Le contenu suivant a été fourni par des partenaires externes. Nous ne pouvons ainsi pas garantir son accessibilité à tous les utilisateurs.

La presse suisse estime que l'activation de la clause de sauvegarde prévue dans l'accord de libre circulation avec l'UE aura peu d'effets pratiques sur l'immigration. Selon les médias, cette mesure a été prise surtout pour rassurer la population.

Les quotidiens "24 heures" et la "Tribune de Genève" relèvent qu'il fallait faire quelque chose pour une "question de crédibilité". Mais la mesure "tient de la gesticulation et n'atteindra sans doute pas sa cible". C'est auparavant que "la libre circulation nécessitait un meilleur contrôle pour rester acceptable", mais maintenant "c'est (...) l'inactivité du Conseil fédéral qui saute aux yeux".

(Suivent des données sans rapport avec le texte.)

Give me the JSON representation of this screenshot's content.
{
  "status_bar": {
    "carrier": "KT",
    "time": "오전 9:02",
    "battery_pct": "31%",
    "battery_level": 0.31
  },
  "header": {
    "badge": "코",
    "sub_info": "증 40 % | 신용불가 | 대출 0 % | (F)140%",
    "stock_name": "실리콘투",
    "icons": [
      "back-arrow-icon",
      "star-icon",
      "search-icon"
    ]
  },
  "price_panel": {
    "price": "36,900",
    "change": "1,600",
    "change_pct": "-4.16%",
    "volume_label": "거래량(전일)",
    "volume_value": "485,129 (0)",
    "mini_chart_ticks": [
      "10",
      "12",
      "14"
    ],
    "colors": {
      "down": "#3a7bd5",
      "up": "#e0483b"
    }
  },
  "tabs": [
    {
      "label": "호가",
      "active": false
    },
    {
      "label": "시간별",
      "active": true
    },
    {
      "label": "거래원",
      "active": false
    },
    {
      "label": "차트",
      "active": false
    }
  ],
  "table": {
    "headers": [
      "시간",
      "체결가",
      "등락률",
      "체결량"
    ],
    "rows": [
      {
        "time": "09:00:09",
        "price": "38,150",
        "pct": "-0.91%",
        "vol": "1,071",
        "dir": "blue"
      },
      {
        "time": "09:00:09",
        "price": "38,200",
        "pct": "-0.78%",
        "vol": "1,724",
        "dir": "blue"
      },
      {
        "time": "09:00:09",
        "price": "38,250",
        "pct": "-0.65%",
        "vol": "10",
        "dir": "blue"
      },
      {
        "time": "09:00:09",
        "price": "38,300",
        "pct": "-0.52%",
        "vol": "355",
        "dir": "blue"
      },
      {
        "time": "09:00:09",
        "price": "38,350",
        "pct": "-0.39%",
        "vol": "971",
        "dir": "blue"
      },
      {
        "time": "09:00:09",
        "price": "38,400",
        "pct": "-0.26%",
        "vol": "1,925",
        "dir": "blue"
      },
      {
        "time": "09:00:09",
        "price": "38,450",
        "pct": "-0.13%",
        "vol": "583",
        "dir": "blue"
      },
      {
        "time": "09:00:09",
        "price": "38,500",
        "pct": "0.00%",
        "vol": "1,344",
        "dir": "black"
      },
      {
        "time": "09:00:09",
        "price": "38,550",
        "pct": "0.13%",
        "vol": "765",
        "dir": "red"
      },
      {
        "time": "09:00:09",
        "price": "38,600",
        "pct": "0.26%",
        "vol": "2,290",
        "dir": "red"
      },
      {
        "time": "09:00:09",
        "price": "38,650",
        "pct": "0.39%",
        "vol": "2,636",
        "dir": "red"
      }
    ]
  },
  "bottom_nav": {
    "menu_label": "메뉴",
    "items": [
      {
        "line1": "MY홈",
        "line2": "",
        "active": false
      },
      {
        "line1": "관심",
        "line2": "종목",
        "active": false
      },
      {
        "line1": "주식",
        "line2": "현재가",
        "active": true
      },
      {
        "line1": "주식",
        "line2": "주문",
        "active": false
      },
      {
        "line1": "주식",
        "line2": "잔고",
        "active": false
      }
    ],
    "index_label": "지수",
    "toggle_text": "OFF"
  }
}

Le "Quotidien Jurassien" estime aussi que la mesure "n'aura pas beaucoup d'effets pratiques". Si "elle vise à tranquilliser à bon compte la population", elle souligne aussi "qu'il y a bel et bien un problème". Ainsi, "en voulant couper l'herbe sous les pieds des nationalistes (...), le Conseil fédéral leur donne au contraire du grain à moudre".

Une mesure "purement cosmétique"

"Le temps" estime que cette mesure "est purement cosmétique". Mais, selon lui, le "Conseil fédéral n'a d'autre choix que de montrer à sa population qu'il prend au sérieux ses craintes et son exaspération". Car cette mauvaise humeur "menace de transformer en débâcle les prochains rendez-vous du Conseil fédéral avec le peuple" concernant la politique d'ouverture de la Suisse.

Les journaux alémaniques s'inquiètent de leur côté des conséquences qu'une telle décision aura sur les relations avec l'Europe. Ainsi, la "Südostschweiz" se demande par exemple "si, à long terme, le compte sera bon".

Le "Tagesanzeiger" prévoit aussi un amoindrissement de "la bonne volonté à l'égard d'une Suisse perçue toujours davantage comme récalcitrante". Pour le "St-Galler Tagblatt", le Conseil fédéral a estimé qu'il était si important de donner "ce signal au peuple" qu'il est prêt à "fâcher Bruxelles".